Heute traf ich Fede. Sie ist seit Juni in Europa und verbringt noch die Hälfte der Woche in Berlin, bevor sie nach Bremen weiterzieht und schliesslich nach Wageningen in den Niederlanden. Von dort aus, wird sie nach Mexiko zurückfliegen. Sie hat ihren zwölfjährigen Sohn schon seit 6 Monaten nicht mehr gesehen. Sie freut sich darauf.
Federica gastiert in einer riesigen Künstlerwohnung in der Bülowstrasse. Mir sind die Wohnverhältnisse nicht ganz klar. Die Hauptmieterin wohnt eigentlich in Potsdam und hält ihr Zimmer zugesperrt. Dafür wohnt eine ältere Künstlerin aus Bayern in einem der grossen Zimmer. Im Zimmer nebenan wohnt eine junge Frau mit einem Hund, die aber auch nur zu Besuch zu sein scheint. Fede schläft im designierten Gästezimmer, einem schmalen Raum mit einem Fenster und einem Bett. Das Wohnzimmer ist mit Kunst und Künstlerbedarf vollgestellt. Farbeimer, Holz, Bilderrahmen, angefangene Gemälde, Textilien, viele Textilien. Darunter erkennt man Sofas. Der Gemeinschaftsraum ist deswegen die Küche, ein kleiner Raum am Ende der Wohnung. Es können dort nur drei Menschen an einem kleinen Tisch sitzen. Der Raum ist mit Küchenutensilien vollgestellt. Und überall stehen Marmeladegläser, Einweckgläser und Behälter mit Kräuter. Für uns beide reicht der Platz. Am Küchentisch hat sie ihren Arbeitsplatz eingerichtet. Dort stickt sie für die bayrische Künstlerin Halsreifen. Sie stanzt und näht und fädelt, während sie mir ihre Lebensgeschichte erzählt. Wir wohnten bis zur Räumung der Lange Nieuwstraat am 6.8.1997 zusammen, danach zog sie in ein besetztes Schulgebäude in der Lanslaan und ich zog mit einer Gruppe radikaler Veganer in den Kruisweg, einem legalisierten Haus nördlich der Utrechter Innenstadt. So verloren wir uns aus den Augen. Schliesslich zog sie zurück nach Italien und wir sahen einander nicht wieder.
Das ist 27 Jahre her.
Es war lustig, sie wieder zu sehen und wir hatten jede Menge Gesprächsstoff. Vorherrschendes Thema bei ihr ist der Tod ihres Ex-Mannes. Sie waren ein frischverliebtes Paar, sie kannten einander gerade einmal 18 Monate. Er kam aus England und wohnte teils in seinem Heimatland und teils in Mexiko. Er stammte aus englischen aristokratischen Verhältnissen, litt unter Depressionen und nahm sich schliesslich vor zwei Jahren das Leben. So weit so tragisch.

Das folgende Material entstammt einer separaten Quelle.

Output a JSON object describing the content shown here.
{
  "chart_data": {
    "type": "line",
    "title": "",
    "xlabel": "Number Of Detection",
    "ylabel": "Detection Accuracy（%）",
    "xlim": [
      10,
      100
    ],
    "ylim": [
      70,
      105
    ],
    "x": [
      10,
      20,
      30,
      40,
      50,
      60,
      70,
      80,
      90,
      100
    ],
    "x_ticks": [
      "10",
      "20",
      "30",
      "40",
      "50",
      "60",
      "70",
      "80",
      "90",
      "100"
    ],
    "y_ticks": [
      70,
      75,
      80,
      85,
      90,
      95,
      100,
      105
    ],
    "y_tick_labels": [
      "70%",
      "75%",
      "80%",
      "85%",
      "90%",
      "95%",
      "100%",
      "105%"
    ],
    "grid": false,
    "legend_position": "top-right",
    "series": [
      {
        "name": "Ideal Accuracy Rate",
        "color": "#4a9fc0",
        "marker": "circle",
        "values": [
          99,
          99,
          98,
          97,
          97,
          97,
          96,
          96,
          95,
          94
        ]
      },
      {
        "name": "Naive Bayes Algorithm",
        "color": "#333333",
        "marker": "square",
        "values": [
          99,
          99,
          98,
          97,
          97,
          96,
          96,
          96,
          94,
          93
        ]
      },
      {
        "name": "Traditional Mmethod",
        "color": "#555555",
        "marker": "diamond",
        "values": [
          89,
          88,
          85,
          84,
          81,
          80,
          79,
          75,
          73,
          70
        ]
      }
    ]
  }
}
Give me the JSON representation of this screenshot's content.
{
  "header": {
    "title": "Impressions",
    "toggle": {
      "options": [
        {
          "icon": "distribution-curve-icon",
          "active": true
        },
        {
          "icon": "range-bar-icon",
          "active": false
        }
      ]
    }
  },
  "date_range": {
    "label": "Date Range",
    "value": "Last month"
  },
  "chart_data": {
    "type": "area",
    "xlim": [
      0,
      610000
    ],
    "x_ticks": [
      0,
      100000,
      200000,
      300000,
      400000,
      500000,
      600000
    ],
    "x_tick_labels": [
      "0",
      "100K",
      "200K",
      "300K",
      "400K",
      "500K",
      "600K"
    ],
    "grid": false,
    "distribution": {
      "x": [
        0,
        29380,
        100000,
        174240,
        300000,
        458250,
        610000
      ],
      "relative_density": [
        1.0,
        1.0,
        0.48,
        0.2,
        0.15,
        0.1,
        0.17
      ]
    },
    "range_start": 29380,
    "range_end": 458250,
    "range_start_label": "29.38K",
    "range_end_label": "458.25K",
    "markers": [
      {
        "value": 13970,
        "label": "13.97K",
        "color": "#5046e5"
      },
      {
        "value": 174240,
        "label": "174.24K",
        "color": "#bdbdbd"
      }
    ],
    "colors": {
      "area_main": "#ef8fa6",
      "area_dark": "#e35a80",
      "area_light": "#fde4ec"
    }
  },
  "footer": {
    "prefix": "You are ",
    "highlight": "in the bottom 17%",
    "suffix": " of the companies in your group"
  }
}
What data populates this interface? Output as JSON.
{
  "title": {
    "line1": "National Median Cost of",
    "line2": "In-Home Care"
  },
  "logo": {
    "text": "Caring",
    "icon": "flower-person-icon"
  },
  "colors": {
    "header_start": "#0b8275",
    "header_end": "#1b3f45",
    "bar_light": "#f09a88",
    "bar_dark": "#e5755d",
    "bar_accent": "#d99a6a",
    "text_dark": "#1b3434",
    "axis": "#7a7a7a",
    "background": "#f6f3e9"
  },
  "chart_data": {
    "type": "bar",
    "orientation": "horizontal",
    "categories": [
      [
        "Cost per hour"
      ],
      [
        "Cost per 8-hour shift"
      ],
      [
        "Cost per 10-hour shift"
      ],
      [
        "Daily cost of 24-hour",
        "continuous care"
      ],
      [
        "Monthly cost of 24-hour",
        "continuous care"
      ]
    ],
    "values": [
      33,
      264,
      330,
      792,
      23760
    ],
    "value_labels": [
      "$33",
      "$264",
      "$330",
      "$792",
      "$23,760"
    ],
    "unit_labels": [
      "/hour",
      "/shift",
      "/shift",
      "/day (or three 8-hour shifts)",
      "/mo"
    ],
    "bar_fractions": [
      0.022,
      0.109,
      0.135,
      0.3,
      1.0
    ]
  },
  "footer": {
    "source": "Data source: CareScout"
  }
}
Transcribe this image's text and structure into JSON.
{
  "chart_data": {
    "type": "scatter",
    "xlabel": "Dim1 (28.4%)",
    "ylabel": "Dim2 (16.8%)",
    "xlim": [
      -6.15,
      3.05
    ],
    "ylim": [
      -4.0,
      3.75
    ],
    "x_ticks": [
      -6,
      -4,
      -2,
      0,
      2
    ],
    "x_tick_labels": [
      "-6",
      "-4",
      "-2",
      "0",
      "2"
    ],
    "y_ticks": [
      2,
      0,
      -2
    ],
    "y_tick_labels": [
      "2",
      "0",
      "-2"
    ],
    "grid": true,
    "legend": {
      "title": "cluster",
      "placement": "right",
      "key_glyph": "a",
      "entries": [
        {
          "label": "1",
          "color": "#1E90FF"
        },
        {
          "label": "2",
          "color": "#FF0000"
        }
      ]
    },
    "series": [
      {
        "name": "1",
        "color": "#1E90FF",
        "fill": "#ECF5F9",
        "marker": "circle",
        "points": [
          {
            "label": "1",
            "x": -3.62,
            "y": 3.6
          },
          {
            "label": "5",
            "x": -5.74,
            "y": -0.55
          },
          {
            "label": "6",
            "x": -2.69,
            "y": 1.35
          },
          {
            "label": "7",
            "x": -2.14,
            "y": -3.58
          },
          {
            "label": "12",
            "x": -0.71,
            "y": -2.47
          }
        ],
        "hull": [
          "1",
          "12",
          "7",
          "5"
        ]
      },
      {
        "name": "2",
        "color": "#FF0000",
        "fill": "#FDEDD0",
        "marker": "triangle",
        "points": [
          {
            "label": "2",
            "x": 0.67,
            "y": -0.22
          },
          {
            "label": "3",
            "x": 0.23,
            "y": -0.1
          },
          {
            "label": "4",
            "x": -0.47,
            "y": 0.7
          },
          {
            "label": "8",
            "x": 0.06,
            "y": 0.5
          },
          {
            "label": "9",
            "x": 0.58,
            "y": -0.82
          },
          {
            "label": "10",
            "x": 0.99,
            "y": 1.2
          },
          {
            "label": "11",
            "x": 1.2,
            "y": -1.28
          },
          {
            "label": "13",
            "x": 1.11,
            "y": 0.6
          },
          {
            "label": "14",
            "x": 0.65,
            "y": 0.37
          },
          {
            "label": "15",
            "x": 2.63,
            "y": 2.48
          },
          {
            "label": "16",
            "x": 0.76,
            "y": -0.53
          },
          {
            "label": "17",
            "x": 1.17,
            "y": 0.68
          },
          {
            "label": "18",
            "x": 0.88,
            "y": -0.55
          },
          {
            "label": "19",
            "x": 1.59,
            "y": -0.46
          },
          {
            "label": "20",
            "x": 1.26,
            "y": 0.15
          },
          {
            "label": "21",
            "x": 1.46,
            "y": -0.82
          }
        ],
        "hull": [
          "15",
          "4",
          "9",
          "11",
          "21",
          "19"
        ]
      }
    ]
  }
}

Nach seinem Tod wurde Fede von einer Frau über Social Media angeschrieben. Diese Frau war Patientin einer Krankenschwester eines nordenglischen Krankenhauses. Bei dieser Krankenschwester handelte es sich um die Ex-Frau des Verstorbenen. Die Patientin wurde von der Krankenschwester in einen Plan eingeweiht, um bei ihrem Ex-Mann den Tod herbeizuführen. Der Plan sah im Groben vor, die Medikamente des Ex-Mannes zu manipulieren und ihn durch therapeutische Gespräche einen Ausweg aus dem Leben durch Suizid aufzuzeigen.
Letztendlich wurde der Mann schwer verletzt ins Krankenhaus gebracht, auf die Station seiner Ex-Frau während sie die Schicht leitete. Wo er in ihren Armen verstarb.
Die Patientin konnte den Plan anhand Chatverläufen mit der Krankenschwester beweisen. In den Wochen nach dem Tod, meldeten sich weitere fremde Menschen bei Fede, die allesamt den einfachen Suizid ihres Mannes anzweifelten. In den Gesprächen mit diesen Menschen stellte sich heraus, dass die Ex-Frau von allen als gefährliche Person oder Psychopatin beschrieben wurde.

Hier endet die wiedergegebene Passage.